Reinhard Bütikofer: «Les Verts ne seront pas les troupes auxiliaires d’un Jupiter en train de se transformer en Icare.»

Les Verts et La République en Marche ont beau partager une vision similaire du projet européen, Reinhard Bütikofer, le président des Verts, n’envisage de collaboration que si elle se fait dans l’égalité.

Les Verts européens déclarent n’avoir jamais été en contact avec Emmanuel Macron ou son parti, La République en Marche (LREM), avant la parution de l’article de l’hebdomadaire allemand Der Spiegel, où le président français explique qu’il cherchera à faire alliance avec les Verts et les sociaux-démocrates du S&D après les élections européennes de mai 2019.

« Je me demande bien de quel genre d’alliance il pourrait s’agir », a confié à Euractiv Reinhard Bütikofer en marge d’un congrès des Verts qui s’est terminé à Berlin le 25 novembre.
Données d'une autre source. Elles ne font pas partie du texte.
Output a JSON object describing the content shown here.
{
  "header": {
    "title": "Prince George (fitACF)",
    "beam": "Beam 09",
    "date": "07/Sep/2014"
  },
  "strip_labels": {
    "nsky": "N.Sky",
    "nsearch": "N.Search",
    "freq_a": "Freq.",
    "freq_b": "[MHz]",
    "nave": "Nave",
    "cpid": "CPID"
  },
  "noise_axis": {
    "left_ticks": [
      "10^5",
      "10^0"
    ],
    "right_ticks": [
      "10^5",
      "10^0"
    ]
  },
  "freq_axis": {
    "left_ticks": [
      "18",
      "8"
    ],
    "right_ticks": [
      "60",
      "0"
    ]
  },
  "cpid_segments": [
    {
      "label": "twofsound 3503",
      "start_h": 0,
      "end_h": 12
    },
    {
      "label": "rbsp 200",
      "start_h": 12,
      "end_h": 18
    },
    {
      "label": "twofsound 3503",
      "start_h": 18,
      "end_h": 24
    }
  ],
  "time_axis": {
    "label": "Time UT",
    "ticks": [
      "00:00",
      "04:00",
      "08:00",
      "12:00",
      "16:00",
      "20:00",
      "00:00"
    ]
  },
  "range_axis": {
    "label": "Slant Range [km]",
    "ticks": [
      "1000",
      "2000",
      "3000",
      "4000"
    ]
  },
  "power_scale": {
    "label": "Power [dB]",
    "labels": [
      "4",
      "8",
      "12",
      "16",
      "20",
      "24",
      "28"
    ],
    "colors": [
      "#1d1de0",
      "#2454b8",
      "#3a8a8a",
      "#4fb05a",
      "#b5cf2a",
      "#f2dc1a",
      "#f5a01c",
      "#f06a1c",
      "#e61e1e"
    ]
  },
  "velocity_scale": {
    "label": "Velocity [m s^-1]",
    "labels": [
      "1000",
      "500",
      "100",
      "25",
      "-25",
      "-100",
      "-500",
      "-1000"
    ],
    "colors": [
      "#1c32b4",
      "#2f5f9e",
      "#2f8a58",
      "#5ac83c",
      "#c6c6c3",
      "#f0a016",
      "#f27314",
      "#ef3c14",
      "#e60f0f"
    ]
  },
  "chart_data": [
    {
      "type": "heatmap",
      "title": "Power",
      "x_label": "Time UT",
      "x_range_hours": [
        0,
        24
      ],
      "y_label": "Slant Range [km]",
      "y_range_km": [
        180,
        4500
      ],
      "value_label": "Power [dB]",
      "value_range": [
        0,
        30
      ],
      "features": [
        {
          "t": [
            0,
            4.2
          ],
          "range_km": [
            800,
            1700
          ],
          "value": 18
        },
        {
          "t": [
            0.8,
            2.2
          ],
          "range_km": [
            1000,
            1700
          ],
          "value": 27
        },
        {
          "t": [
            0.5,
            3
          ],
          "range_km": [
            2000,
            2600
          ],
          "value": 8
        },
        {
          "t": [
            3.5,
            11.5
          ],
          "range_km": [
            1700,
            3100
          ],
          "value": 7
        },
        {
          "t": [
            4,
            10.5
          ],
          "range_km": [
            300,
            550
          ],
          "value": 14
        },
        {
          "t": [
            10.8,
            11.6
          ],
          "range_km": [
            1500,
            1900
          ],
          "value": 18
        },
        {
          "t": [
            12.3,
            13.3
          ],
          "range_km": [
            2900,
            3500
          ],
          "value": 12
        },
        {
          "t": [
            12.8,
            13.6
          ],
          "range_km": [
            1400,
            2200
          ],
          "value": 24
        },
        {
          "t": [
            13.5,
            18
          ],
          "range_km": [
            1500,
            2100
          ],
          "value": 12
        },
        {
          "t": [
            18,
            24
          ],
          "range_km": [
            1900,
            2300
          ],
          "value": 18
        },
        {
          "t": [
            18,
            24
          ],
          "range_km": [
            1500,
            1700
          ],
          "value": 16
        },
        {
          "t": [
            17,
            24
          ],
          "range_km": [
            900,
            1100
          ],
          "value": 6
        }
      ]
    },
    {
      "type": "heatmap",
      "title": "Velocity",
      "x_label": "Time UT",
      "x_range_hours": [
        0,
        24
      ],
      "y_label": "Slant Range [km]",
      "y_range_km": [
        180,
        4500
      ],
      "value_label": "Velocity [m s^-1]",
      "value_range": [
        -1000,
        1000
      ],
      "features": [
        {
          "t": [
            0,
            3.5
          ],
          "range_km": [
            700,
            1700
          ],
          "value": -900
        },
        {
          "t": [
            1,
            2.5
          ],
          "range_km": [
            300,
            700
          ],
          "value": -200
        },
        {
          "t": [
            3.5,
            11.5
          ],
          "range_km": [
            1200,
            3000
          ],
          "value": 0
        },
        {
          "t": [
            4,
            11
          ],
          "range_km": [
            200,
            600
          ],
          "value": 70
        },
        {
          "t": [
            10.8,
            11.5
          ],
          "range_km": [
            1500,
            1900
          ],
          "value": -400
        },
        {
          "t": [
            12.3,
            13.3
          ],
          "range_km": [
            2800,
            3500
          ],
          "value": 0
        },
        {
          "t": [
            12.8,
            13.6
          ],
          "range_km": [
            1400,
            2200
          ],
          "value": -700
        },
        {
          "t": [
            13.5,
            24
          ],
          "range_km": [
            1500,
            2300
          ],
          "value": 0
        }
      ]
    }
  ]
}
Selon lui, un représentant de LREM a contacté Ska Keller pour organiser une rencontre le lendemain.

« Je ne trouve pas cela très sérieux », a-t-il ajouté. La vaste alliance européenne post-électorale souhaitée par LREM placerait automatiquement le parti français au centre de l’action, aux dépens de ses nouveaux alliés, pourtant présents au Parlement depuis bien plus longtemps. Une solution un peu facile, selon Reinhard Bütikofer.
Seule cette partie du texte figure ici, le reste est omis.